Data ranges

A data range expresses bounds on data space of some dimensionality. For example, the simplest data range is just a set of two scalars representing (low, high) bounds in 1-D. Data ranges are commonly used in plots to determine the range of plot axes.

Data ranges are typically associated to a data source, with their bounds set to auto, which means that they automatically scale to fit the data source bounds. Each data source can be associated with multiple ranges, and each data range can be associated with multiple data sources.

Interface

The basic interface for data sources is defined in AbstractDataRange and BaseDataRange.

This is a summary of the most important attributes and methods (see the docstrings of this class for more details):

Attributes

sources

A list of data sources associated to the data range. Concrete implementations of data range listen to the event data_changed and refresh their bounds as appropriate (e.g., when the bounds are set to auto).

low

The actual value of the lower bounds of the range. The correct way to set it is to use the low_setting attribute.

high

The actual value of the upper bounds of the range. The correct way to set it is to use the high_setting attribute.

low_setting

Setting for the lower bound of the range. This can either be a valid lower bound value, or auto (default), in which case the lower bound is set automatically from the associated data sources.

high_setting

Setting for the upper bound of the range. This can either be a valid upper bound value, or auto (default), in which case the upper bound is set automatically from the associated data sources.

Methods

add(*datasources)

Convenience method to associate one or more data sources to the range. The method avoids adding the same data source twice.

remove(*datasources)

Convenience method to remove one or more data sources from the range. If one of the data sources is not associated with the range, it is ignored.

clip_data(data)

Given an array of data values of the same dimensionality as the range, return a list of data values that are inside the range.

mask_data(data)

Given an array of data values of the same dimensionality as the range, this method returns a mask array of the same length as data, filled with 1s and 0s corresponding to whether the data value at that index is inside or outside the range.

bound_data(data)

Given an array of monotonic data values of the same dimensionality as the range, returns a tuple of indices (start, end) corresponding to the first and last elements that fall within the range.

Events

The basic data range interface defines a single event, updated, which is fired when the bound values change. The value of the event is a tuple (low_bound, high_bound).

List of Chaco data ranges

There are two data range implementations in Chaco, one for 1D and one for 2D ranges:

DataRange1D

DataRange1D represents a 1D data range. This subclass adds several more ways to control the bound of the range given the associated data sources.

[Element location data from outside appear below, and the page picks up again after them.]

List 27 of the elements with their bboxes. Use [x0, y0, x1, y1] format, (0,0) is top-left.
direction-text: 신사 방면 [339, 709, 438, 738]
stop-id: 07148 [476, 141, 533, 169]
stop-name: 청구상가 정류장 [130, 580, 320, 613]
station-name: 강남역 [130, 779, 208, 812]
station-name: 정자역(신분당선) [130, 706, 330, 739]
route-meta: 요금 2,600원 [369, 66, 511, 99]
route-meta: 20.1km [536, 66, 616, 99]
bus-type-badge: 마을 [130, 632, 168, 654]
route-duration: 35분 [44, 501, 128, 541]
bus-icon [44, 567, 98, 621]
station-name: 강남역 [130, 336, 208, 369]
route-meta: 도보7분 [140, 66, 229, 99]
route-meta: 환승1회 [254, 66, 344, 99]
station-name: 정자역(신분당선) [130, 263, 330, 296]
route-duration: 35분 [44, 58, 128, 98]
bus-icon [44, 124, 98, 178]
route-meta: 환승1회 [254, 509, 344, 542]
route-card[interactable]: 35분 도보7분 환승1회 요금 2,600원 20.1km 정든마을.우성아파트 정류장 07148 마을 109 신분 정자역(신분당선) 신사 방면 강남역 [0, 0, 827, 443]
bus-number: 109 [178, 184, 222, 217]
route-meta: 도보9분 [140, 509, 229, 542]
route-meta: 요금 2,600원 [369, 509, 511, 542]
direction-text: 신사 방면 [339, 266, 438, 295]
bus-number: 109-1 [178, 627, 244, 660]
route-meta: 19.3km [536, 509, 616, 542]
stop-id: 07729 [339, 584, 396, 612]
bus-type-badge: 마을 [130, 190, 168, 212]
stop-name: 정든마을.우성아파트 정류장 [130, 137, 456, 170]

First of all, a new parameter, tight_bounds, controls whether the bounds should fit exactly the range of the associated data sources (the default is True). If it is False, the range adds some padding on either side of the data, controlled by margin, which is expressed as a precentage of the full data width.

Second, DataRange1D defines a new setting, track for low_setting and high_setting. When one of the bounds is set to track, it follows the other bound by the amount set in tracking_amount.

Third, bounds can be computed using a user-supplied function specified in bounds_func. The function takes the arguments (data_low, data_high, margin, tight_bounds), where data_low and data_high are the bounds computed after taking into account the auto or track settings, and margin and tight_bounds are defined as above.

The logic of computing the bounds is implemented in the function calc_bounds() in chaco.data_range_1d.

DataRange2D

DataRange2D represents a 2D data range. Under the hood, it is implemented using two DataRange1D objects, one for each dimension, which are stored in the x_range and y_range attributes. These can be accessed directly if one wants to use the full flexibility of the DataRange1D class.

The data range bounds, low and high, return 2-elements tuples containing the bounds for for the two dimensions.